Il y eut un silence, et cette fois, je perçus les mouvements de l'homme qui bougeait à proximité. Il s'approcha de moi, puis des mains se posèrent sur moi : l'une d'elle saisit doucement la mienne, tandis que l'autre caressait ma joue, mon front… Un souffle chaud percutait la peau de mon cou, m'apportant des sensations intenses. Je tentai de bouger, de montrer que j'étais consciente, mais j'échouai lamentablement. Je respirai profondément, essayant de ne pas m'énerver, et essayai à nouveau. Je n'eus pas le résultat escompté, mais je repris espoir quand la personne souffla dans mon oreille. Je sentis mes lèvres s'étirer en un sourire réel.

-Bonjour ma chérie, dit-il tendrement. Si tu savais à quel point j'ai hâte que tu ouvres les yeux ! Tu réponds de mieux en mieux aux stimuli, c'est très bien. Je reviens à la fin de ma garde, ne bouge pas d'ici, hein ?

Je voulais rire, mais mon corps ne m'obéissait pas. Après avoir entendu la porte se fermer, je recommençai à cogiter. J'avais reconnu la voix de l'homme dans ma chambre, je savais que c'était Edward, cependant je ne savais toujours pas où j'étais ni ce qui s'était passé pour que je sois dans cet état.

Encore fatiguée, je sombrai à nouveau dans le sommeil, consciente cette fois qu'il y aurait un nouveau réveil.

-Salut beauté !

Cet éclat de voix me fit sursauter, et l'inconnu s'en aperçut parce qu'il s'excusa.

-Excuse-moi Bella, je ne voulais pas te faire peur.
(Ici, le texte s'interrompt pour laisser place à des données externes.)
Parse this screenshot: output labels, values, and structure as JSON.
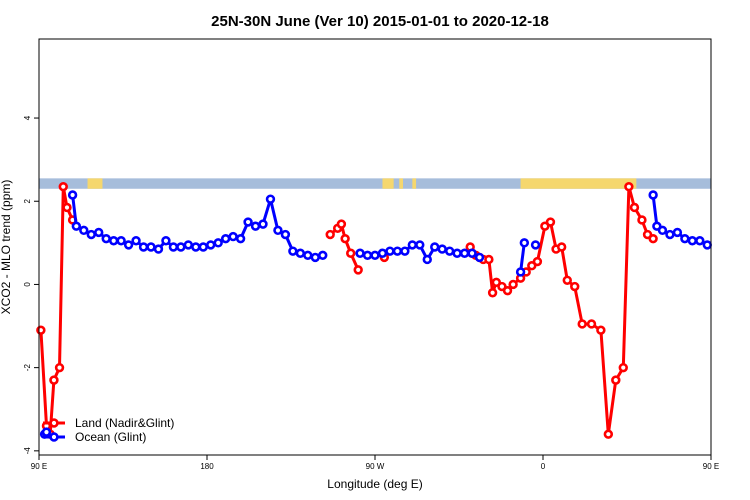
{
  "chart_data": {
    "type": "line",
    "title": "25N-30N June (Ver 10)   2015-01-01 to 2020-12-18",
    "xlabel": "Longitude (deg E)",
    "ylabel": "XCO2 - MLO trend (ppm)",
    "xlim": [
      90,
      450
    ],
    "ylim": [
      -4.1,
      5.9
    ],
    "x_ticks": [
      {
        "value": 90,
        "label": "90 E"
      },
      {
        "value": 180,
        "label": "180"
      },
      {
        "value": 270,
        "label": "90 W"
      },
      {
        "value": 360,
        "label": "0"
      },
      {
        "value": 450,
        "label": "90 E"
      },
      {
        "value": 540,
        "label": "180"
      }
    ],
    "y_ticks": [
      {
        "value": -4,
        "label": "-4"
      },
      {
        "value": -2,
        "label": "-2"
      },
      {
        "value": 0,
        "label": "0"
      },
      {
        "value": 2,
        "label": "2"
      },
      {
        "value": 4,
        "label": "4"
      }
    ],
    "land_ocean_strip": {
      "ocean_color": "#a6bddb",
      "land_color": "#f5d76e",
      "y_range": [
        2.3,
        2.55
      ],
      "land_segments": [
        [
          116,
          124
        ],
        [
          274,
          280
        ],
        [
          283,
          285
        ],
        [
          290,
          292
        ],
        [
          348,
          410
        ],
        [
          475,
          484
        ]
      ]
    },
    "series": [
      {
        "name": "Land (Nadir&Glint)",
        "color": "#ff0000",
        "segments": [
          {
            "x": [
              91,
              94,
              96,
              98,
              101,
              103,
              105,
              108
            ],
            "y": [
              -1.1,
              -3.4,
              -3.6,
              -2.3,
              -2.0,
              2.35,
              1.85,
              1.55
            ]
          },
          {
            "x": [
              246,
              250,
              252,
              254,
              257,
              261
            ],
            "y": [
              1.2,
              1.35,
              1.45,
              1.1,
              0.75,
              0.35
            ]
          },
          {
            "x": [
              275
            ],
            "y": [
              0.65
            ]
          },
          {
            "x": [
              321,
              322,
              324,
              326,
              328,
              331,
              333,
              335,
              338,
              341,
              344,
              348,
              351,
              354,
              357,
              361,
              364,
              367,
              370,
              373,
              377,
              381,
              386,
              391,
              395,
              399,
              403,
              406,
              409,
              413,
              416,
              419
            ],
            "y": [
              0.9,
              0.75,
              0.7,
              0.65,
              0.6,
              0.6,
              -0.2,
              0.05,
              -0.05,
              -0.15,
              0.0,
              0.15,
              0.3,
              0.45,
              0.55,
              1.4,
              1.5,
              0.85,
              0.9,
              0.1,
              -0.05,
              -0.95,
              -0.95,
              -1.1,
              -3.6,
              -2.3,
              -2.0,
              2.35,
              1.85,
              1.55,
              1.2,
              1.1
            ]
          }
        ]
      },
      {
        "name": "Ocean (Glint)",
        "color": "#0000ff",
        "segments": [
          {
            "x": [
              93,
              94
            ],
            "y": [
              -3.6,
              -3.55
            ]
          },
          {
            "x": [
              108,
              110,
              114,
              118,
              122,
              126,
              130,
              134,
              138,
              142,
              146,
              150,
              154,
              158,
              162,
              166,
              170,
              174,
              178,
              182,
              186,
              190,
              194,
              198,
              202,
              206,
              210,
              214,
              218,
              222,
              226,
              230,
              234,
              238,
              242
            ],
            "y": [
              2.15,
              1.4,
              1.3,
              1.2,
              1.25,
              1.1,
              1.05,
              1.05,
              0.95,
              1.05,
              0.9,
              0.9,
              0.85,
              1.05,
              0.9,
              0.9,
              0.95,
              0.9,
              0.9,
              0.95,
              1.0,
              1.1,
              1.15,
              1.1,
              1.5,
              1.4,
              1.45,
              2.05,
              1.3,
              1.2,
              0.8,
              0.75,
              0.7,
              0.65,
              0.7
            ]
          },
          {
            "x": [
              262,
              266,
              270,
              274,
              278,
              282,
              286,
              290,
              294,
              298,
              302,
              306,
              310,
              314,
              318,
              322,
              326
            ],
            "y": [
              0.75,
              0.7,
              0.7,
              0.75,
              0.8,
              0.8,
              0.8,
              0.95,
              0.95,
              0.6,
              0.9,
              0.85,
              0.8,
              0.75,
              0.75,
              0.75,
              0.65
            ]
          },
          {
            "x": [
              348,
              350
            ],
            "y": [
              0.3,
              1.0
            ]
          },
          {
            "x": [
              356
            ],
            "y": [
              0.95
            ]
          },
          {
            "x": [
              419,
              421,
              424,
              428,
              432,
              436,
              440,
              444,
              448,
              452,
              456,
              460,
              464,
              468,
              472,
              476,
              480,
              484,
              488,
              492,
              496,
              500,
              504,
              508,
              512,
              516,
              520,
              524,
              528,
              532,
              536,
              540
            ],
            "y": [
              2.15,
              1.4,
              1.3,
              1.2,
              1.25,
              1.1,
              1.05,
              1.05,
              0.95,
              1.05,
              0.9,
              0.9,
              0.85,
              1.05,
              0.9,
              0.9,
              0.95,
              0.9,
              0.9,
              0.95,
              1.0,
              1.1,
              1.15,
              1.1,
              1.5,
              1.4,
              1.45,
              2.05,
              1.3,
              1.2,
              0.8,
              0.75
            ]
          }
        ]
      }
    ],
    "legend": {
      "position": "bottom-left"
    }
  }
}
Tu sais si Rose est passée ? Elle voulait amener Elisabeth voir Mary-Bel, mais je ne l'ai pas vue. Mais bon, tu la connais, elle donne une tranche d'heures et se pointe à un tout autre moment !

Il continua à monologuer, tandis que je réussissais à mettre un visage sur les noms dont parlait Emmett : sa femme Rosalie, sa fille Elisabeth. Il mentionna aussi Alice, qui était passée et qui m'avait apporté un énième nounours géant. Peu à peu, mes idées se faisaient plus claires, les souvenirs me revenaient. Je revoyais ma mère, le meurtre de San Francisco, les agents Appledown et Stattle, ma vie chez les Cullen, la traque du clan Connor… Jusqu'à mon accouchement.
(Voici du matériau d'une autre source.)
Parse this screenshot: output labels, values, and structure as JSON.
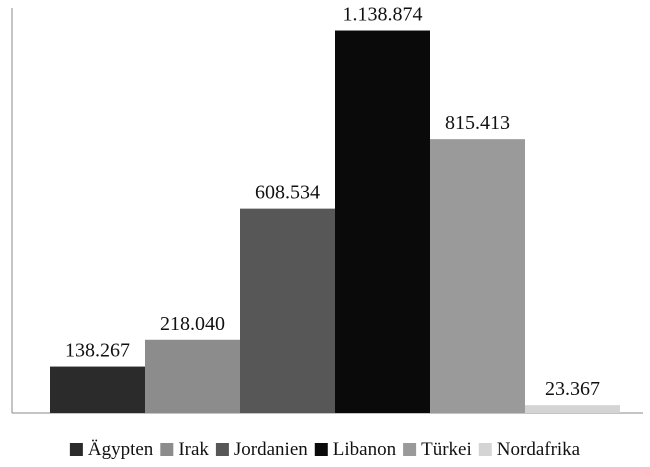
{
  "chart_data": {
    "type": "bar",
    "categories": [
      "Ägypten",
      "Irak",
      "Jordanien",
      "Libanon",
      "Türkei",
      "Nordafrika"
    ],
    "values": [
      138267,
      218040,
      608534,
      1138874,
      815413,
      23367
    ],
    "data_labels": [
      "138.267",
      "218.040",
      "608.534",
      "1.138.874",
      "815.413",
      "23.367"
    ],
    "colors": [
      "#2b2b2b",
      "#8c8c8c",
      "#575757",
      "#0a0a0a",
      "#9a9a9a",
      "#d4d4d4"
    ],
    "ylim": [
      0,
      1200000
    ],
    "grid": false,
    "legend_position": "bottom",
    "title": "",
    "xlabel": "",
    "ylabel": ""
  }
}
-Calme-toi Bella, tu affoles le moniteur cardiaque, me rabroua gentiment Emmett. Tu es en sécurité, à l'hôpital. Edward ne devrait pas tarder à finir ses consultations.

Un couinement attira mon attention, et cette fois, je pris pleinement conscience que c'était ma fille. Comment Edward l'avait-il appelée ?
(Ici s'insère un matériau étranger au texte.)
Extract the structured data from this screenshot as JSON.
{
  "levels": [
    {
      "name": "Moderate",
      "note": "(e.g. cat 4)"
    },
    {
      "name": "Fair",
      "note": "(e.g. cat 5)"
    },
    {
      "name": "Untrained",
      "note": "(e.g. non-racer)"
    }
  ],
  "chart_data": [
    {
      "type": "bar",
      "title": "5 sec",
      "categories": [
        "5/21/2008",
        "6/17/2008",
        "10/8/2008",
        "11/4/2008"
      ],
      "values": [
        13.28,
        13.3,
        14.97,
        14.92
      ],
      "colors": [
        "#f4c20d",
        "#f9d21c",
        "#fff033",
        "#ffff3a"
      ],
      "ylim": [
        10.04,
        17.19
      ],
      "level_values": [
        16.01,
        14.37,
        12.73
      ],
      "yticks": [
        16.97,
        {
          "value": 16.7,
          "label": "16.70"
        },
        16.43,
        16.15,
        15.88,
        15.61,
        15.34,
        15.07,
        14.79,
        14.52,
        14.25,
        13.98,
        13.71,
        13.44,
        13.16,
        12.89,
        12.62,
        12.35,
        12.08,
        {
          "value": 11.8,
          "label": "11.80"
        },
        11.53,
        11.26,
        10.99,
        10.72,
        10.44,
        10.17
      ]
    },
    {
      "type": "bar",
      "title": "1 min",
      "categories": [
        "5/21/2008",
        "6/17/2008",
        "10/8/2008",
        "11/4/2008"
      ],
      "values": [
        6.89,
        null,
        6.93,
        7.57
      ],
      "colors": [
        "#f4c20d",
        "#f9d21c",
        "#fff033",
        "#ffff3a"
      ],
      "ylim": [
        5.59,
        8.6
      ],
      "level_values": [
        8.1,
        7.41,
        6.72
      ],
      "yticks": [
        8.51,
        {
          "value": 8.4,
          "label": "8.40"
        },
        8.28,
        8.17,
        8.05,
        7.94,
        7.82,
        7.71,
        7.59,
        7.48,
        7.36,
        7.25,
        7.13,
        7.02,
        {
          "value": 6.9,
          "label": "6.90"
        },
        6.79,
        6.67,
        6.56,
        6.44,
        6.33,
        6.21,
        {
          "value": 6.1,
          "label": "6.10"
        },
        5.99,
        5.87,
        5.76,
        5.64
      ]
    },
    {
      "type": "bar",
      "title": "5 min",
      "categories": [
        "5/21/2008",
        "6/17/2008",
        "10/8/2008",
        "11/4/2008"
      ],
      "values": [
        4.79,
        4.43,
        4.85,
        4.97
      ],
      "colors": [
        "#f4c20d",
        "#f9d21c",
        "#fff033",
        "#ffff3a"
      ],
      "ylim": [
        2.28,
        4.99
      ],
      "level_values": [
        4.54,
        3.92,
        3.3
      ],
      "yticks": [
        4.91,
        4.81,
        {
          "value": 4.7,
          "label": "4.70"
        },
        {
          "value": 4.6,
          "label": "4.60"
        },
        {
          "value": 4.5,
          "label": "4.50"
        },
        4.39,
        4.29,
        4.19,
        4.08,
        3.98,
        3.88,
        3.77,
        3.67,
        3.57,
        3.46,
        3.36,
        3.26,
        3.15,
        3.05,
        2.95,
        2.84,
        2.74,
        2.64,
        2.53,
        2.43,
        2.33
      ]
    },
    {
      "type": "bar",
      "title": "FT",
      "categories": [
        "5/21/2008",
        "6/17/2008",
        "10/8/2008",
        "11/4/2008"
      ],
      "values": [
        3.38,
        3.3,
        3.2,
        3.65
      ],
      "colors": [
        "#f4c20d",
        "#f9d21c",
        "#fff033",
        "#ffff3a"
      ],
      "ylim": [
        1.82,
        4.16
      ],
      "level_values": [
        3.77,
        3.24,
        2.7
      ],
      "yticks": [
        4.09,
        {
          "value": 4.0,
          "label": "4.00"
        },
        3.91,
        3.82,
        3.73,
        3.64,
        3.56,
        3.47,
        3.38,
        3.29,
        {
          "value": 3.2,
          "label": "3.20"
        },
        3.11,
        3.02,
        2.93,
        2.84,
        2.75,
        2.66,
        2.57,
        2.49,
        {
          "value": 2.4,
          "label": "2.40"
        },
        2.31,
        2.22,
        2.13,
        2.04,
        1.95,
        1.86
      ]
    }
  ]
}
-Regarde Mary-Bel, voilà papa !

Mary-Bel, c'était ça !

-Ed', t'as vu ?

Ce dernier grogna, appréciant peu ce genre de surnoms, avant de se rapprocher de moi. Je voulais le voir. Je voulais enfin voir ma fille, la prendre dans mes bras, la toucher, la sentir… Une caresse sur ma main m'incita à essayer à nouveau d'ouvrir les yeux. Je me concentrai sur mes sensations, sur chaque tressaillement de mes muscles, sur ma respiration, et peu à peu, mes paupières réussirent à se soulever, battement après battement, pour révéler le visage radieux d'Edward. Le silence régnait dans la chambre, un instant de flottement, jusqu'à ce qu'Edward se jette contre moi en gloussant.